Repelita Jakarta - Diskusi kebangsaan Forum Tanah Air (FTA) pada 18 Mei 2025 membahas program uji klinis vaksin TBC atau M72/AS01E yang sedang ramai diperbincangkan di Indonesia.
Acara yang digelar secara daring ini menghadirkan narasumber Dr.dr Siti Fadilah Supari Sp.Ip, mantan Menteri Kesehatan, dengan moderator Tata Kesantra, Ketua Umum FTA yang berada di New York.
Diskusi diikuti dengan antusias oleh diaspora, tenaga kesehatan, dokter, dan aktivis dari berbagai daerah di Indonesia.
Dalam dialog tersebut, muncul banyak pertanyaan penting seperti manfaat yang diperoleh Indonesia dari partisipasi uji coba vaksin ini, siapa pihak yang berkepentingan, serta apakah kepentingan nasional atau pihak luar yang mendominasi.

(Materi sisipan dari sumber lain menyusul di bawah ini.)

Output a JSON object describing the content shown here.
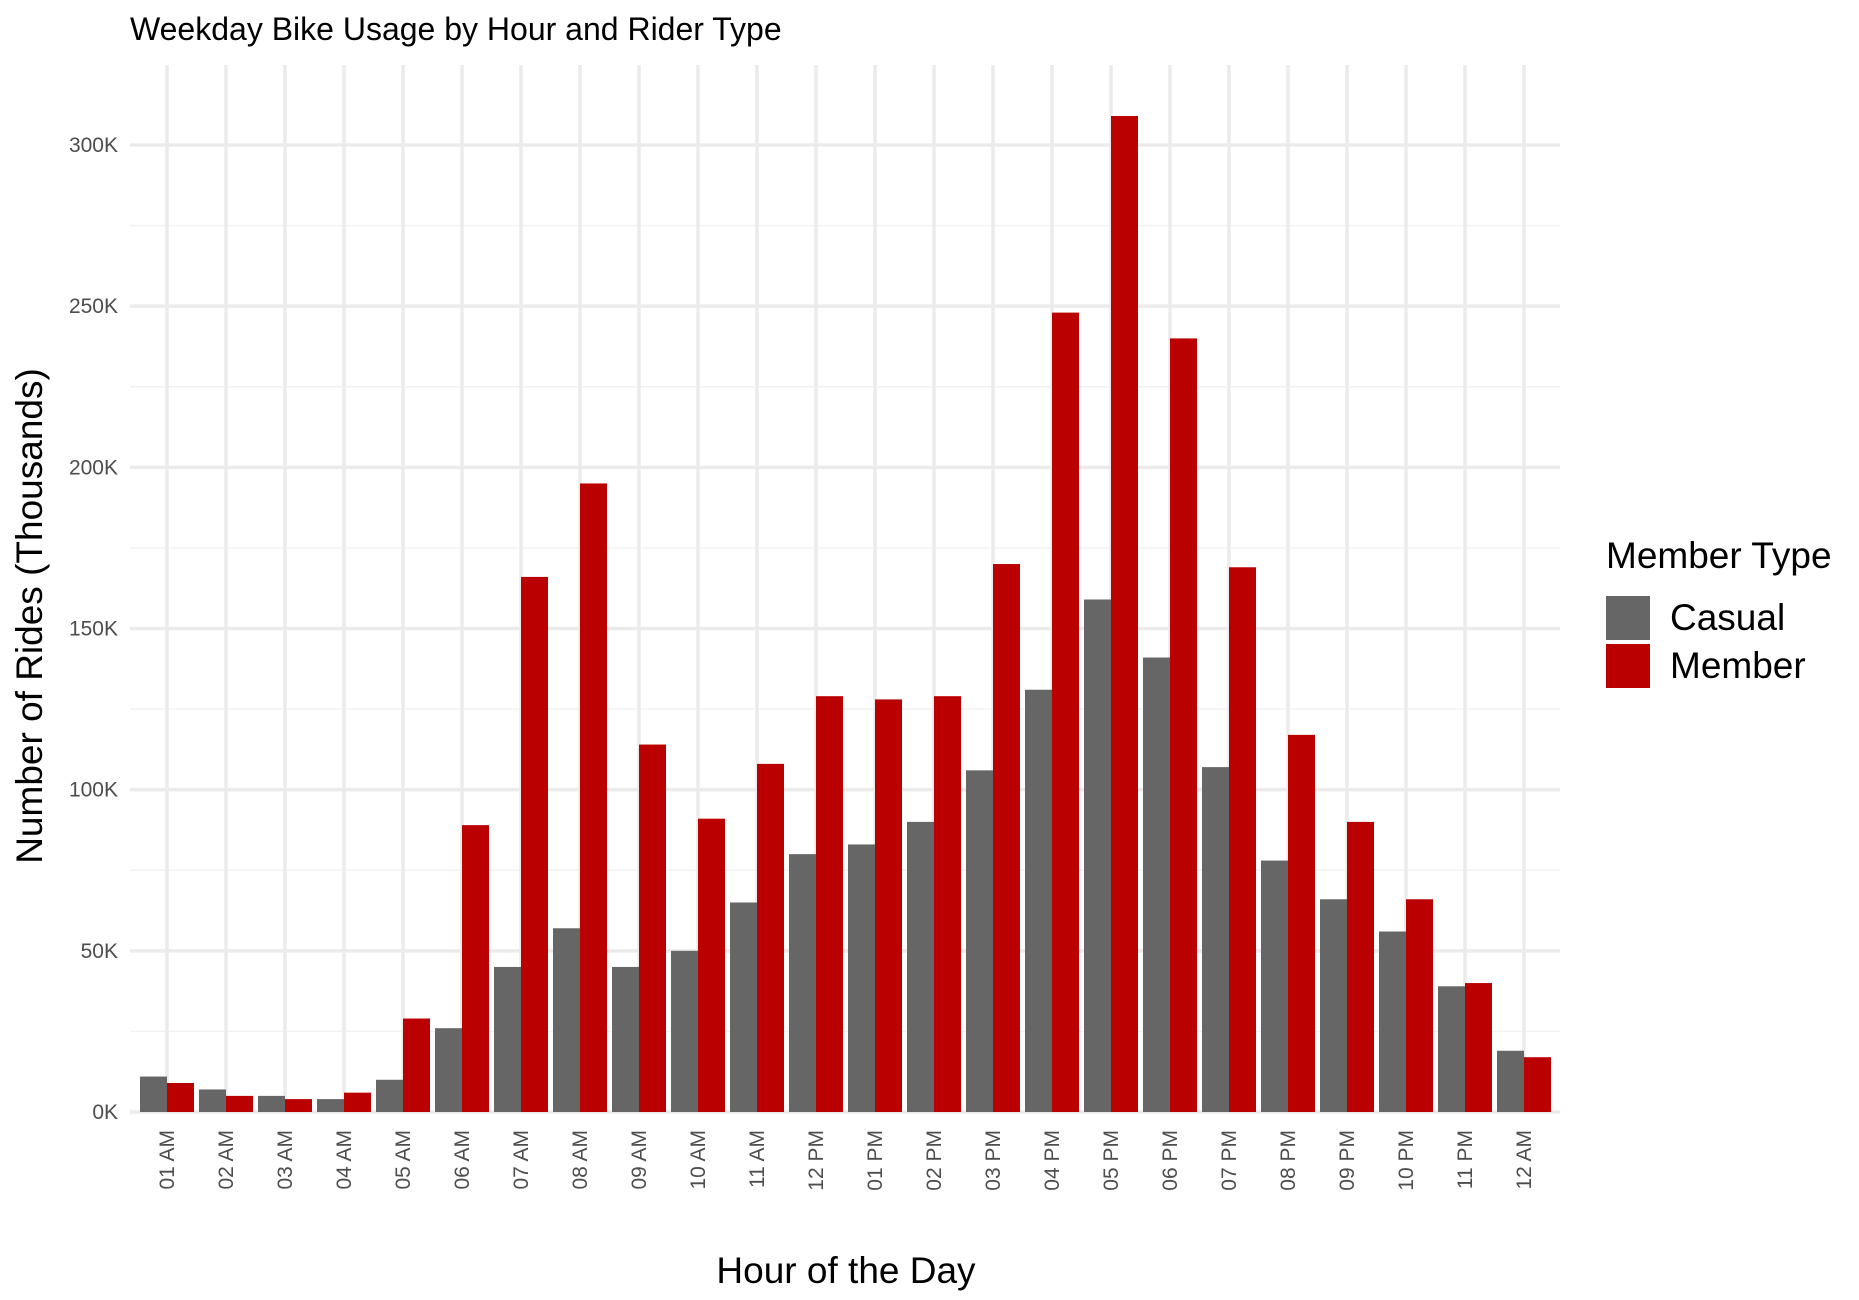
{
  "chart_data": {
    "type": "bar",
    "title": "Weekday Bike Usage by Hour and Rider Type",
    "xlabel": "Hour of the Day",
    "ylabel": "Number of Rides (Thousands)",
    "ylim": [
      0,
      325000
    ],
    "y_ticks": [
      0,
      50000,
      100000,
      150000,
      200000,
      250000,
      300000
    ],
    "y_tick_labels": [
      "0K",
      "50K",
      "100K",
      "150K",
      "200K",
      "250K",
      "300K"
    ],
    "grid": true,
    "legend": {
      "title": "Member Type",
      "position": "right"
    },
    "categories": [
      "01 AM",
      "02 AM",
      "03 AM",
      "04 AM",
      "05 AM",
      "06 AM",
      "07 AM",
      "08 AM",
      "09 AM",
      "10 AM",
      "11 AM",
      "12 PM",
      "01 PM",
      "02 PM",
      "03 PM",
      "04 PM",
      "05 PM",
      "06 PM",
      "07 PM",
      "08 PM",
      "09 PM",
      "10 PM",
      "11 PM",
      "12 AM"
    ],
    "series": [
      {
        "name": "Casual",
        "color": "#666666",
        "values": [
          11000,
          7000,
          5000,
          4000,
          10000,
          26000,
          45000,
          57000,
          45000,
          50000,
          65000,
          80000,
          83000,
          90000,
          106000,
          131000,
          159000,
          141000,
          107000,
          78000,
          66000,
          56000,
          39000,
          19000
        ]
      },
      {
        "name": "Member",
        "color": "#bb0000",
        "values": [
          9000,
          5000,
          4000,
          6000,
          29000,
          89000,
          166000,
          195000,
          114000,
          91000,
          108000,
          129000,
          128000,
          129000,
          170000,
          248000,
          309000,
          240000,
          169000,
          117000,
          90000,
          66000,
          40000,
          17000
        ]
      }
    ]
  }
}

Pembahasan juga menyinggung potensi risiko dan keuntungan dari vaksin TBC yang dikembangkan dengan teknologi protein micro bakterium.
Menurut Dr. Siti Fadilah, vaksin TBC yang sedang diuji coba ini berasal dari wilayah Afrika dan uji klinis fase 1 dan 2 sudah dilakukan di sana.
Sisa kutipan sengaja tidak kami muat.